Next-Generation Sequencing and the Transformation of Cancer Care
Traditionally, DNA sequencing relied on synthesis-based methods, independently developed in the late 1970s by Frederick Sanger (DNA chain terminating inhibitors) and Walter Gilbert and Allan Maxam (chemical degradation). Both have been extremely successful and widely used in genomics and molecular biology, but have undergone incremental improvements since their discovery. The Sanger method became robust enough to allow the introduction of automated capillary technology, and became sufficiently powerful to support the elucidation of the first human genome in 2001.
Since then, a drive for increased sequencing throughput and cost reduction, combined with developments in bioinformatics and novel approaches in microfabrication, have paved the way for technology capable of sequencing, in parallel, massive amounts of DNA templates. Broadly called Next-Generation Sequencing (NGS), it represents a major advance in the biological sciences in the last few decades. NGS is a rapidly evolving field, with a second-generation (2G) group of platforms, which rely on clonal amplification of templates, and progress to third-generation (3G) systems that employ single molecule templates and cycle-free chemistry. More recently, fourth-generation (4G) sequencers incorporating nanopore technologies are being developed.
NGS is revolutionizing the field of genome biology, with much faster data generation, increased accuracy, and a dramatic reduction of sequencing costs– as many as five orders of magnitude. Multiple genomes can now be sequenced in parallel by a single instrument in a matter of days. The technology is enabling global collaborative projects such as the Cancer Genome Atlas, which aims to interpret the sequence of thousands of cancers. In the medical field, NGS is already having an impact in genetic screening and holds great potential in oncology, given the genetic aspects of cancerous disease. It can have the capability of identifying rare but clinically important mutations, to classify tumors, assess tumor progression and assist in the design and use of targeted therapeutics, monitoring response and predicting outcomes.
Most bioinformatic approaches for processing NGS data were initially designed for genomes present in normal, healthy organisms and tissues. In contrast, cancerous cells and tissues present unique challenges, such as an enormous variety of genetic aberrations, which make it difficult to rely on standard reference sequences. Structural, high-scale chromosomal alterations are common, as well as epigenomic changes. An additional level of complexity arises from heterogeneity within tumors. NGS bioinformatic tools available are still insufficiently suited for analyzing cancer genomic data, therefore requiring a very close collaboration between bioinformaticians and clinicians in order to process and interpret the NGS output optimally before it can be applied clinically. Some bioinformatic solutions are being actively developed to process cancer-specific NGS data, such as software programs designed to identify insertions and deletions (indel), copy number variants (CNVs) or somatic mutations using pairs from tumor and normal sources.
Another critical factor in cancer-specific NGS is the need for longer read lengths. De novo genome assemblies are impossible with most genomes due to repeat sequences that are longer than the read lengths. This is particularly important in tumors, where variation in copy number or genome structure has significant impacts on data interpretation. In the past few years, the emergence of longer-read length technologies, employed by Nabsys [1], is enabling access to more extensive and accurate datasets, generating information about the size, orientation and location of large-scale structural variants. Nabsys has developed the first solid-state measurement of individual DNA molecules. This is similar to a computer electronic chip found on commercial electronic devices, except DNA molecules physically flow through the chip and are read electronically, as they pass through the chip. DNA translocates through the nanochannel at a rate of one million bases per second, per channel. The electronic detection utilizes markers or tags placed at intervals below the diffraction limit of light. This technology provides superior results compared with current long-distance mapping technologies, delivering superior resolution and accuracy, and very rapid time-to-results.
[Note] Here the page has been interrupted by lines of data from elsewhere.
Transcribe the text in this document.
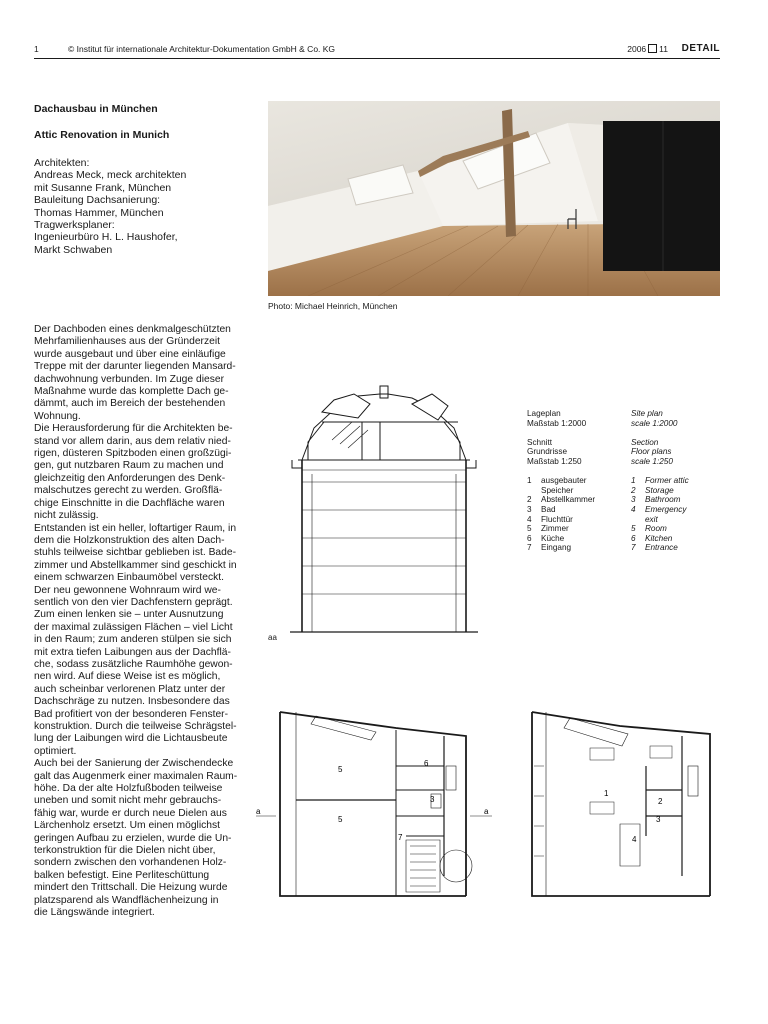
1	© Institut für internationale Architektur-Dokumentation GmbH & Co. KG	2006 11 DETAIL
Dachausbau in München
Attic Renovation in Munich
Architekten:
Andreas Meck, meck architekten
mit Susanne Frank, München
Bauleitung Dachsanierung:
Thomas Hammer, München
Tragwerksplaner:
Ingenieurbüro H. L. Haushofer,
Markt Schwaben
Photo: Michael Heinrich, München
Der Dachboden eines denkmalgeschützten
Mehrfamilienhauses aus der Gründerzeit
wurde ausgebaut und über eine einläufige
Treppe mit der darunter liegenden Mansard-
dachwohnung verbunden. Im Zuge dieser
Maßnahme wurde das komplette Dach ge-
dämmt, auch im Bereich der bestehenden
Wohnung.
Die Herausforderung für die Architekten be-
stand vor allem darin, aus dem relativ nied-
rigen, düsteren Spitzboden einen großzügi-
gen, gut nutzbaren Raum zu machen und
gleichzeitig den Anforderungen des Denk-
malschutzes gerecht zu werden. Großflä-
chige Einschnitte in die Dachfläche waren
nicht zulässig.
Entstanden ist ein heller, loftartiger Raum, in
dem die Holzkonstruktion des alten Dach-
stuhls teilweise sichtbar geblieben ist. Bade-
zimmer und Abstellkammer sind geschickt in
einem schwarzen Einbaumöbel versteckt.
Der neu gewonnene Wohnraum wird we-
sentlich von den vier Dachfenstern geprägt.
Zum einen lenken sie – unter Ausnutzung
der maximal zulässigen Flächen – viel Licht
in den Raum; zum anderen stülpen sie sich
mit extra tiefen Laibungen aus der Dachflä-
che, sodass zusätzliche Raumhöhe gewon-
nen wird. Auf diese Weise ist es möglich,
auch scheinbar verlorenen Platz unter der
Dachschräge zu nutzen. Insbesondere das
Bad profitiert von der besonderen Fenster-
konstruktion. Durch die teilweise Schrägstel-
lung der Laibungen wird die Lichtausbeute
optimiert.
Auch bei der Sanierung der Zwischendecke
galt das Augenmerk einer maximalen Raum-
höhe. Da der alte Holzfußboden teilweise
uneben und somit nicht mehr gebrauchs-
fähig war, wurde er durch neue Dielen aus
Lärchenholz ersetzt. Um einen möglichst
geringen Aufbau zu erzielen, wurde die Un-
terkonstruktion für die Dielen nicht über,
sondern zwischen den vorhandenen Holz-
balken befestigt. Eine Perliteschüttung
mindert den Trittschall. Die Heizung wurde
platzsparend als Wandflächenheizung in
die Längswände integriert.
Lageplan
Maßstab 1:2000
Schnitt
Grundrisse
Maßstab 1:250
1 ausgebauter
Speicher
2 Abstellkammer
3 Bad
4 Fluchttür
5 Zimmer
6 Küche
7 Eingang
Site plan
scale 1:2000
Section
Floor plans
scale 1:250
1 Former attic
2 Storage
3 Bathroom
4 Emergency
exit
5 Room
6 Kitchen
7 Entrance
aa
5
5
6
3
7
a	a
1
2
3
4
This approach also offers a cost-effective method to create genome-wide positional maps, validate short-read assembled contigs, aid in sequence assembly of NGS data and identify/analyze structural abnormalities.
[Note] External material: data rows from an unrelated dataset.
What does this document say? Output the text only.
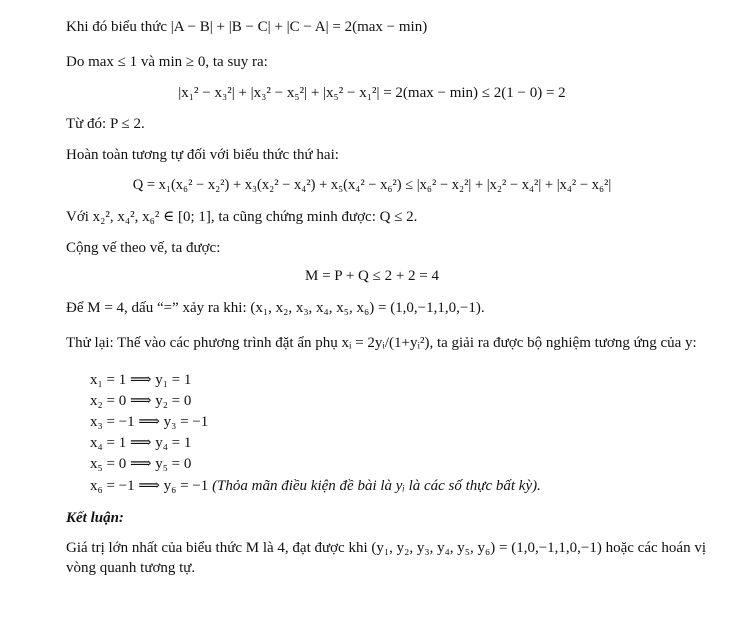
Khi đó biểu thức |A − B| + |B − C| + |C − A| = 2(max − min)
Do max ≤ 1 và min ≥ 0, ta suy ra:
|x₁² − x₃²| + |x₃² − x₅²| + |x₅² − x₁²| = 2(max − min) ≤ 2(1 − 0) = 2
Từ đó: P ≤ 2.
Hoàn toàn tương tự đối với biểu thức thứ hai:
Q = x₁(x₆² − x₂²) + x₃(x₂² − x₄²) + x₅(x₄² − x₆²) ≤ |x₆² − x₂²| + |x₂² − x₄²| + |x₄² − x₆²|
Với x₂², x₄², x₆² ∈ [0; 1], ta cũng chứng minh được: Q ≤ 2.
Cộng vế theo vế, ta được:
M = P + Q ≤ 2 + 2 = 4
Để M = 4, dấu “=” xảy ra khi: (x₁, x₂, x₃, x₄, x₅, x₆) = (1,0,−1,1,0,−1).
Thử lại: Thế vào các phương trình đặt ẩn phụ xᵢ = 2yᵢ/(1+yᵢ²), ta giải ra được bộ nghiệm tương ứng của y:
x₁ = 1 ⟹ y₁ = 1
x₂ = 0 ⟹ y₂ = 0
x₃ = −1 ⟹ y₃ = −1
x₄ = 1 ⟹ y₄ = 1
x₅ = 0 ⟹ y₅ = 0
x₆ = −1 ⟹ y₆ = −1 (Thỏa mãn điều kiện đề bài là yᵢ là các số thực bất kỳ).
Kết luận:
Giá trị lớn nhất của biểu thức M là 4, đạt được khi (y₁, y₂, y₃, y₄, y₅, y₆) = (1,0,−1,1,0,−1) hoặc các hoán vị vòng quanh tương tự.
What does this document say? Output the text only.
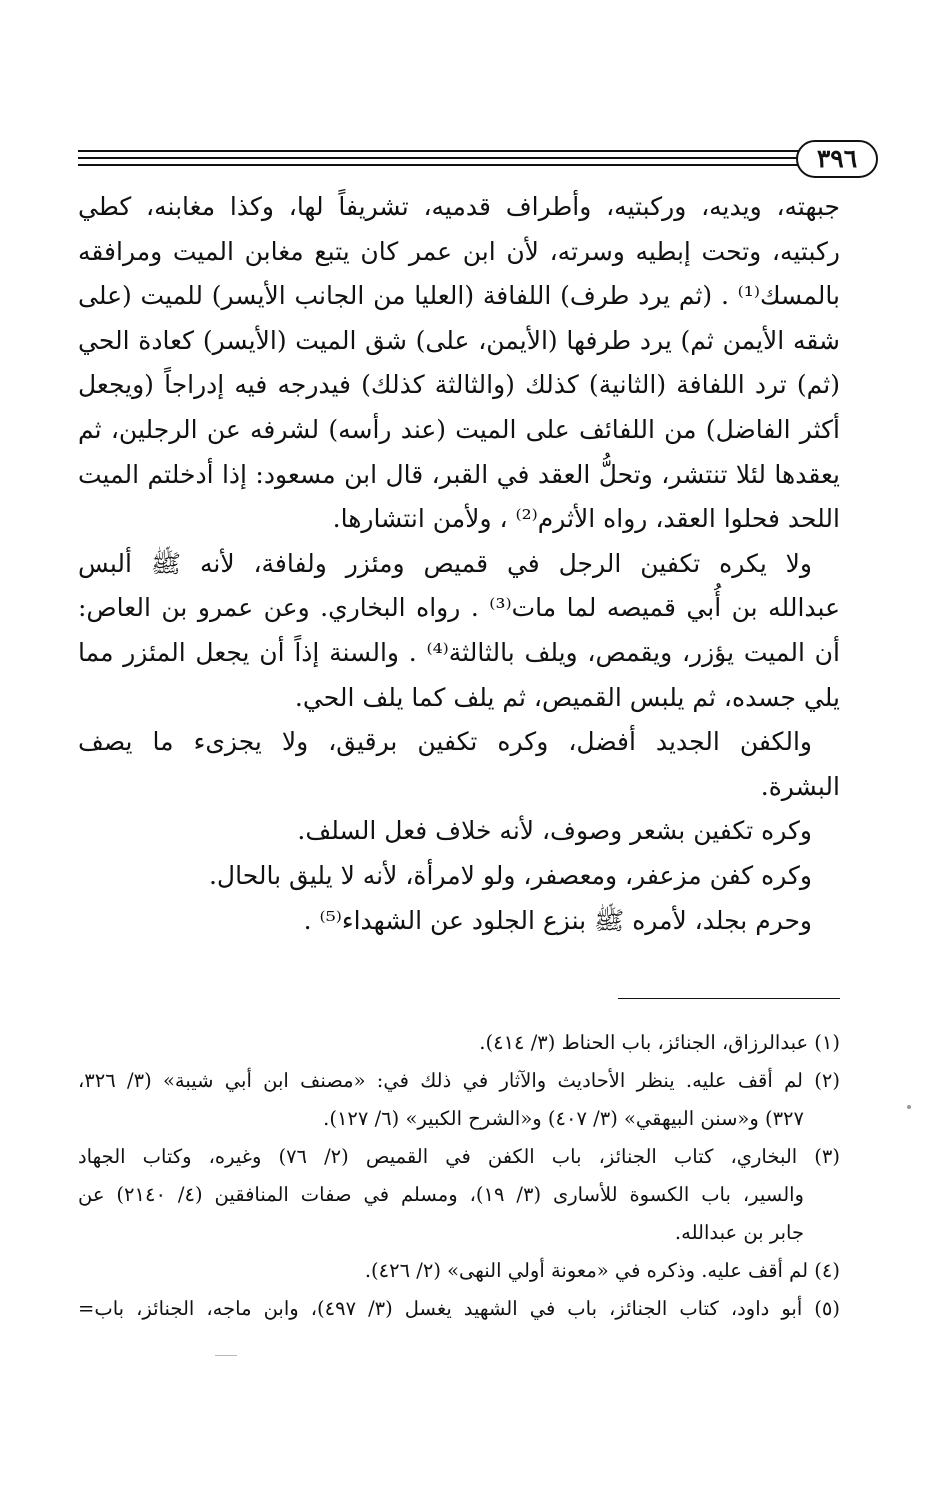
٣٩٦
جبهته، ويديه، وركبتيه، وأطراف قدميه، تشريفاً لها، وكذا مغابنه، كطي
ركبتيه، وتحت إبطيه وسرته، لأن ابن عمر كان يتبع مغابن الميت ومرافقه
بالمسك⁽¹⁾ . (ثم يرد طرف) اللفافة (العليا من الجانب الأيسر) للميت (على
شقه الأيمن ثم) يرد طرفها (الأيمن، على) شق الميت (الأيسر) كعادة الحي
(ثم) ترد اللفافة (الثانية) كذلك (والثالثة كذلك) فيدرجه فيه إدراجاً (ويجعل
أكثر الفاضل) من اللفائف على الميت (عند رأسه) لشرفه عن الرجلين، ثم
يعقدها لئلا تنتشر، وتحلُّ العقد في القبر، قال ابن مسعود: إذا أدخلتم الميت
اللحد فحلوا العقد، رواه الأثرم⁽²⁾ ، ولأمن انتشارها.
ولا يكره تكفين الرجل في قميص ومئزر ولفافة، لأنه ﷺ ألبس
عبدالله بن أُبي قميصه لما مات⁽³⁾ . رواه البخاري. وعن عمرو بن العاص:
أن الميت يؤزر، ويقمص، ويلف بالثالثة⁽⁴⁾ . والسنة إذاً أن يجعل المئزر مما
يلي جسده، ثم يلبس القميص، ثم يلف كما يلف الحي.
والكفن الجديد أفضل، وكره تكفين برقيق، ولا يجزىء ما يصف
البشرة.
وكره تكفين بشعر وصوف، لأنه خلاف فعل السلف.
وكره كفن مزعفر، ومعصفر، ولو لامرأة، لأنه لا يليق بالحال.
وحرم بجلد، لأمره ﷺ بنزع الجلود عن الشهداء⁽⁵⁾ .
(١) عبدالرزاق، الجنائز، باب الحناط (٣/ ٤١٤).
(٢) لم أقف عليه. ينظر الأحاديث والآثار في ذلك في: «مصنف ابن أبي شيبة» (٣/ ٣٢٦،
٣٢٧) و«سنن البيهقي» (٣/ ٤٠٧) و«الشرح الكبير» (٦/ ١٢٧).
(٣) البخاري، كتاب الجنائز، باب الكفن في القميص (٢/ ٧٦) وغيره، وكتاب الجهاد
والسير، باب الكسوة للأسارى (٣/ ١٩)، ومسلم في صفات المنافقين (٤/ ٢١٤٠) عن
جابر بن عبدالله.
(٤) لم أقف عليه. وذكره في «معونة أولي النهى» (٢/ ٤٢٦).
(٥) أبو داود، كتاب الجنائز، باب في الشهيد يغسل (٣/ ٤٩٧)، وابن ماجه، الجنائز، باب=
The Nabsys technology utilizes sample read length of tens of thousands to hundreds of thousands of bases in length, enabling the analysis of all sizes of DNA, from single-nucleotide variants to large structural changes. Positional sequencing is already being used for genome mapping and assembly, and for the detection of structural variants. As the throughput of the technology continues increasing, it promises to provide novel solutions in oncology, like mapping heterogeneous tumor samples.
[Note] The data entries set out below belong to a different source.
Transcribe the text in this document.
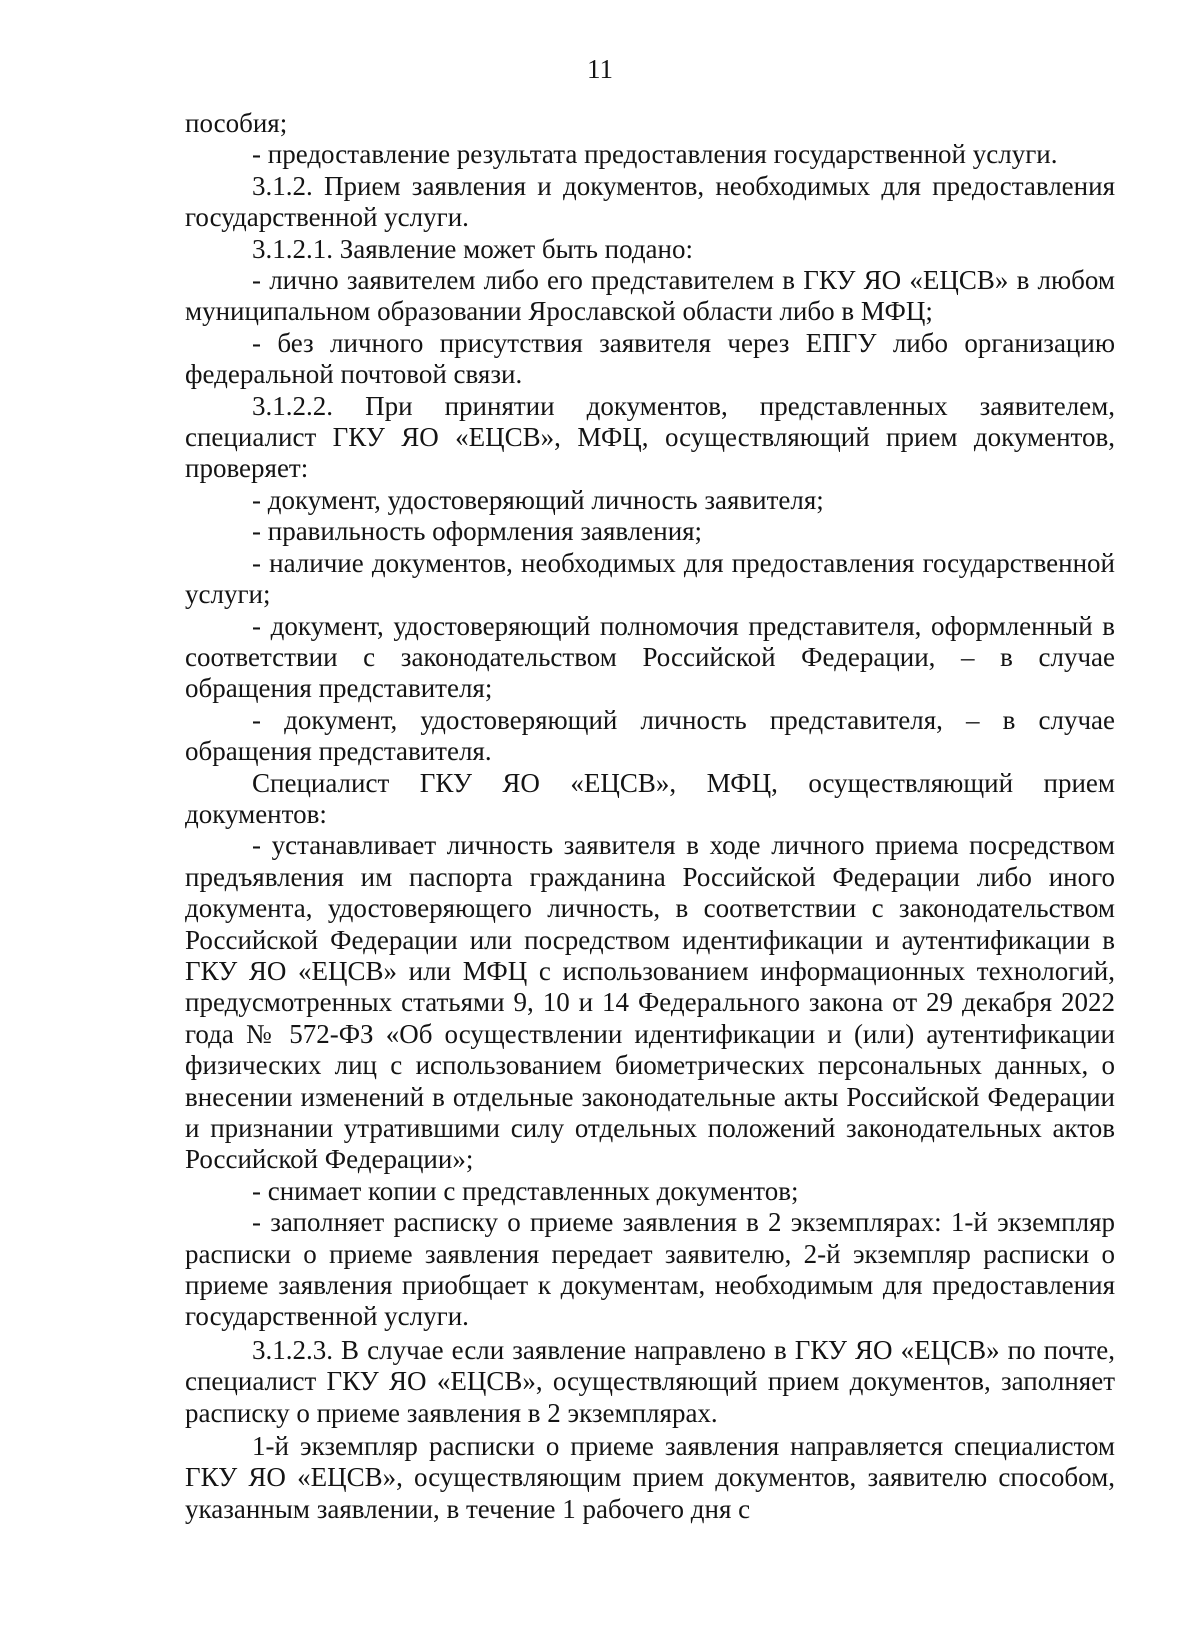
11

пособия;

- предоставление результата предоставления государственной услуги.

3.1.2. Прием заявления и документов, необходимых для предоставления государственной услуги.

3.1.2.1. Заявление может быть подано:

- лично заявителем либо его представителем в ГКУ ЯО «ЕЦСВ» в любом муниципальном образовании Ярославской области либо в МФЦ;

- без личного присутствия заявителя через ЕПГУ либо организацию федеральной почтовой связи.

3.1.2.2. При принятии документов, представленных заявителем, специалист ГКУ ЯО «ЕЦСВ», МФЦ, осуществляющий прием документов, проверяет:

- документ, удостоверяющий личность заявителя;

- правильность оформления заявления;

- наличие документов, необходимых для предоставления государственной услуги;

- документ, удостоверяющий полномочия представителя, оформленный в соответствии с законодательством Российской Федерации, – в случае обращения представителя;

- документ, удостоверяющий личность представителя, – в случае обращения представителя.

Специалист ГКУ ЯО «ЕЦСВ», МФЦ, осуществляющий прием документов:

- устанавливает личность заявителя в ходе личного приема посредством предъявления им паспорта гражданина Российской Федерации либо иного документа, удостоверяющего личность, в соответствии с законодательством Российской Федерации или посредством идентификации и аутентификации в ГКУ ЯО «ЕЦСВ» или МФЦ с использованием информационных технологий, предусмотренных статьями 9, 10 и 14 Федерального закона от 29 декабря 2022 года № 572-ФЗ «Об осуществлении идентификации и (или) аутентификации физических лиц с использованием биометрических персональных данных, о внесении изменений в отдельные законодательные акты Российской Федерации и признании утратившими силу отдельных положений законодательных актов Российской Федерации»;

- снимает копии с представленных документов;

- заполняет расписку о приеме заявления в 2 экземплярах: 1-й экземпляр расписки о приеме заявления передает заявителю, 2-й экземпляр расписки о приеме заявления приобщает к документам, необходимым для предоставления государственной услуги.

3.1.2.3. В случае если заявление направлено в ГКУ ЯО «ЕЦСВ» по почте, специалист ГКУ ЯО «ЕЦСВ», осуществляющий прием документов, заполняет расписку о приеме заявления в 2 экземплярах.

1-й экземпляр расписки о приеме заявления направляется специалистом ГКУ ЯО «ЕЦСВ», осуществляющим прием документов, заявителю способом, указанным заявлении, в течение 1 рабочего дня с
NGS is opening the field to unprecedented opportunities to analyze the genetic determinants of cancer, to categorize tumors, and to guide treatment management. In the area of cancer diagnostics, NGS is rapidly evolving to increase reliability and ease of use in the clinic, while enabling the analysis of limited amounts of clinical sample, within suitable time-to-results. While the unique challenges inherent to cancer genomics will require a few years to overcome, improvements are occurring at a rapid pace.